On pense d’abord au “Revizor” de Gogol ou à sa version moderne écrite par Murray Schisgal dans la confrontation entre l’autorité et les habitants d’un petit village ; Pirandello est aussi présent entre chaque ligne dans les interrogations des acteurs sur l’auteur, mais ce qui attrape ici dans ce texte d’Eduardo de Filippo mis en scène généreusement par Patrick Pineau, c’est le plaidoyer flagrant de la force vitale des acteurs dans la communauté. Molière et Shakespeare sont utiles à la bonne gestion d’une petite ville de province autant que la maréchaussée, oui mesdames et messieurs.

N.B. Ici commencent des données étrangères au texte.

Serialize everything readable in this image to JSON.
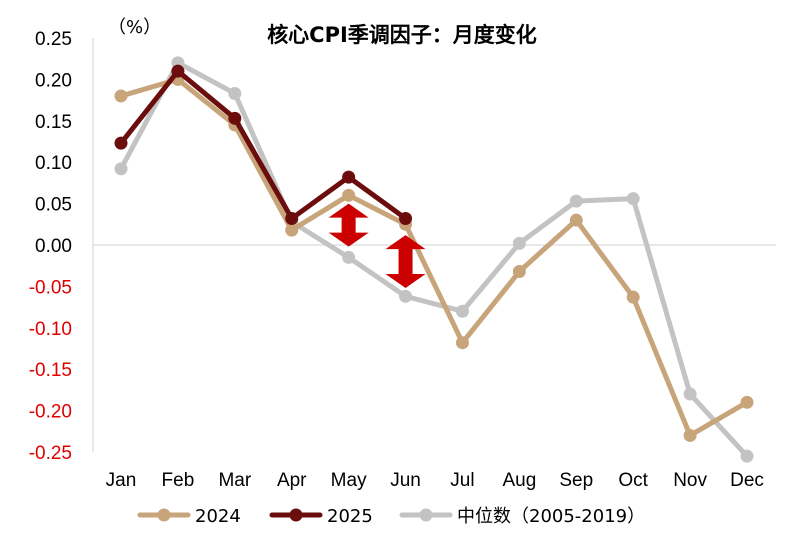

La scène d’ouverture, magnifique dialogue entre le préfet et l’artiste, dit déjà l’essentiel. Chacun dans son rôle déroulera ensuite sa partition et fera advenir, sur les planches – ou est-ce dans le bureau de son Excellence? – la tragédie humaine. L’illusion perdure jusqu’à la dernière réplique car la Vérité n’a pas sa place au théâtre. Cette mise en abyme – des acteurs qui jouent des acteurs qui jouent des personnages – entraîne non seulement le public amusé à observer les pulsations irrégulières de la vie quotidienne par le trou de la serrure mais aussi à constater que la représentation est un miroir sans concession de nos réalités. Le Faux pour ressentir le Juste.
La facture est « classique », on ne trouvera ici rien de « performatif » ni de « transgressif » mais une belle distribution et une scénographie dépouillée et efficace. On en sort avec une chaleur au cœur et un sourire complice, une impression d’avoir partagé simplement un moment de théâtre.